This month I reported on several conversations I’ve had with my kids. Three of them were basically the “how babies are made” conversations, humorous but revealing insights into what my kids thought at different ages. You can read what I responded at each age and decide if you do, or don’t, want to base my answers on yours! First I had to deal with my older son’s questions about babies and his shock to realize that not all of them (including himself!) were Korean. This story is told in Where Babies Come From, or, Don’t Fall Asleep on an Airplane.
I look at Meg’s curiosity about her birth father in What’s a Birth Father Got to Do with It? and share my realization that it was hard for adopted kids to comprehend this role, since they don’t see the birthfather parenting, and unlike the birthmother, they (hopefully!) don’t understand the physical role he did play.
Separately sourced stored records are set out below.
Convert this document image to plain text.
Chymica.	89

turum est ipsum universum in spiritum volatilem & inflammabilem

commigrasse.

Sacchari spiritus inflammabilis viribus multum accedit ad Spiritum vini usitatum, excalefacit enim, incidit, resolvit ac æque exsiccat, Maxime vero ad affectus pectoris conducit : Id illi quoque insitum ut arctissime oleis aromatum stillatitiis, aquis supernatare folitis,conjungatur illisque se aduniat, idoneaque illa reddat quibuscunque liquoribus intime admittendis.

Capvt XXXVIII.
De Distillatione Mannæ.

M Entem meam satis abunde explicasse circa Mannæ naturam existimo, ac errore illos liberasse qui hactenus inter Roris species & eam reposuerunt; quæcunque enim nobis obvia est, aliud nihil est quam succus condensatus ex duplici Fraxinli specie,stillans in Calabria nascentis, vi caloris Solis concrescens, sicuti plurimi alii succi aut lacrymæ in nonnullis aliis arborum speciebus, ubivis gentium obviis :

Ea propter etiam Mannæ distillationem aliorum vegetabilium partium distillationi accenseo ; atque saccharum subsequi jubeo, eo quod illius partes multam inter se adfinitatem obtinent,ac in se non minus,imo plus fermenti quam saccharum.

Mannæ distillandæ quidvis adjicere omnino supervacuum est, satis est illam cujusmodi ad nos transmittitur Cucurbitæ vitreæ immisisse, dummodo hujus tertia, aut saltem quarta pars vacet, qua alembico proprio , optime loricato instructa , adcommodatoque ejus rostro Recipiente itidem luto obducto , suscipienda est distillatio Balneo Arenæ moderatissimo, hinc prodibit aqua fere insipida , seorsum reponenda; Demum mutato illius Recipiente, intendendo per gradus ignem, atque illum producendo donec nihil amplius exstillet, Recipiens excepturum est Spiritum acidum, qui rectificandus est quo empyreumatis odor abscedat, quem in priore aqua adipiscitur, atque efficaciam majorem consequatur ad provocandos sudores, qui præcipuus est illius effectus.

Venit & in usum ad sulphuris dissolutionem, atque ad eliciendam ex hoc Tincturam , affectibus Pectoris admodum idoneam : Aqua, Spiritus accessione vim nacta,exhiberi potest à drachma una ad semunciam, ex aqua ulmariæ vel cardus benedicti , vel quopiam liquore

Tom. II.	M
Once again, my older son provides humorous commentary.
These kinds of issues tend to make conversations about sexuality happen in adoptive families. In Birds, Bees and Fish, I brave the conversation with Meg. I realize she has an age-appropriate aversion to the idea of human reproduction when she says very seriously, “I think I’d rather be a fish.”
Another important conversation involved abortion. Meg asked the meaning of a pro-life bumper sticker she’d seen. My head said not to tell her, but my heart said go ahead. I hope it helped her realize that her birthmother must have loved her to withstand the pressure for abortion. This story is told in the blog, Abortion and Adoption: What Her Mom Did.
A conversation that is still unresolved is the one described in Right Summer Precaution, Wrong Reason, Now What?: my daughter’s comment that she always remembers sunscreen because she doesn’t like it when her skin gets darker.